The raison d'etre of this website is to provide you with hard scientific information which may help you make informed decisions in your quest for health (so far I have blogged concise summaries of over 1,500 scientific studies and have had three books published).

My research is mainly focused on the effects of cholesterol, saturated fat and statin drugs on health. If you know anyone who is worried about their cholesterol levels and heart disease, or has been told to take statin drugs you could send them a link to this website, and to my statin or cholesterol or heart disease books.

David Evans

Independent Health Researcher

Thursday, 18 July 2013

How statins cause muscle damage

This study was published in the Journal of Clinical Investigation 2007 Dec;117(12):3940-51

Study title and authors:
The muscle-specific ubiquitin ligase atrogin-1/MAFbx mediates statin-induced muscle toxicity.
Hanai J, Cao P, Tanksale P, Imamura S, Koshimizu E, Zhao J, Kishi S, Yamashita M, Phillips PS, Sukhatme VP, Lecker SH.
Renal Division, Department of Medicine, Beth Israel Deaconess Medical Center, Boston, Massachusetts 02215, USA.

This study can be accessed at:

In 2001, scientists from the Harvard Medical School discovered the atrogin-1 gene, which plays a major role in muscle atrophy. (Muscle atrophy is the wasting or loss of muscle tissue).

Hanai notes that statins can lead to a number of side effects in muscle, including muscle fibre breakdown. This study sought to find the mechanisms of how statins may induce muscle injury. Since atrogin-1 plays a key role in the development of wasting in skeletal muscle, the study investigated if statins might “turn on” this gene.

They study comprised of three separate experiments to test this hypothesis.
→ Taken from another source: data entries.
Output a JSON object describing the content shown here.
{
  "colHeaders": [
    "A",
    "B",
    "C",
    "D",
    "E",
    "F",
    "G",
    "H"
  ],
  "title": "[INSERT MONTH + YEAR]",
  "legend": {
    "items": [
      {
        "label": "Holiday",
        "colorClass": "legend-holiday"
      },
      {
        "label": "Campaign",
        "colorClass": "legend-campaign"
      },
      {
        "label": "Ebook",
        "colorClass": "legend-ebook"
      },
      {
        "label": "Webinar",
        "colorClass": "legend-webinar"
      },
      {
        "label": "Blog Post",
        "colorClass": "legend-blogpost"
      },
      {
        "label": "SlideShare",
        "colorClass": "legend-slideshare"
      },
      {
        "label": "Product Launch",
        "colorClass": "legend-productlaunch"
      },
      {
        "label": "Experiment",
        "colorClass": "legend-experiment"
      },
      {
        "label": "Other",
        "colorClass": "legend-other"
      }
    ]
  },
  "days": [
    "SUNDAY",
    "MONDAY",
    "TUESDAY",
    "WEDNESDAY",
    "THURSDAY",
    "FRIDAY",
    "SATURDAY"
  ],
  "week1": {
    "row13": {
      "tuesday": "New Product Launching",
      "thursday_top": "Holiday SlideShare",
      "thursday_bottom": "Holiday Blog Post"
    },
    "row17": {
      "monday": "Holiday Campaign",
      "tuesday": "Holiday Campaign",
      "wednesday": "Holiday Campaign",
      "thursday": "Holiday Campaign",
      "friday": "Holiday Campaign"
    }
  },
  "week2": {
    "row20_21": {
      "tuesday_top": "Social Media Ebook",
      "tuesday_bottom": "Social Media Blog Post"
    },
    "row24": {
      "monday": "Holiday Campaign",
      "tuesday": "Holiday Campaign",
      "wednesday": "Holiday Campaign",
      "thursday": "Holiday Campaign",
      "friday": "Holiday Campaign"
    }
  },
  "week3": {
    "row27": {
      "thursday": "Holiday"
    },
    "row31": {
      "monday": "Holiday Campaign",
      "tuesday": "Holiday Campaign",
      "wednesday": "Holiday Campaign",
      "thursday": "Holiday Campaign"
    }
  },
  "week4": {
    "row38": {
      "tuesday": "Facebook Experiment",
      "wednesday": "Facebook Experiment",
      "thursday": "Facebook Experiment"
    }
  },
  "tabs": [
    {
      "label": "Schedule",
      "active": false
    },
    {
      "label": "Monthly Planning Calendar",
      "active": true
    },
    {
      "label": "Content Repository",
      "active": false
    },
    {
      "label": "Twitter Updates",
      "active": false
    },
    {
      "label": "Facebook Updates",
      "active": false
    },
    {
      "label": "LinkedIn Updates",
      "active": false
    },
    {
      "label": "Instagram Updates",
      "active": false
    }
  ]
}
(i) The first experiment examined the expression of the atrogin-1 gene in biopsies of 19 human patients (eight of the patients had muscle pain/damage while using statins). The results showed that atrogin-1 expression was significantly higher among the statin users.
(ii) The second experiment studied statins’ effects on cultured muscle cells treated with various concentrations of lovastatin. Compared with control samples, the lovastatin-treated cells became progressively thinner and more damaged. However, the cells lacking the atrogin-1 gene were resistant to statins’ deleterious effects.
(iii) Thirdly statins were tested on zebra fish. These tests also found that lovastatin led to muscle damage and as the lovastatin levels increased, so too was the damage. Again, (as in the cultured muscle cells) fish lacking the atrogin-1 gene were resistant to statin-induced damage.

Hanai concluded: "Collectively, our human, animal, and in vitro findings shed light on the molecular mechanism of statin-induced myopathy (muscle damage) and suggest that atrogin-1 may be a critical mediator of the muscle damage induced by statins.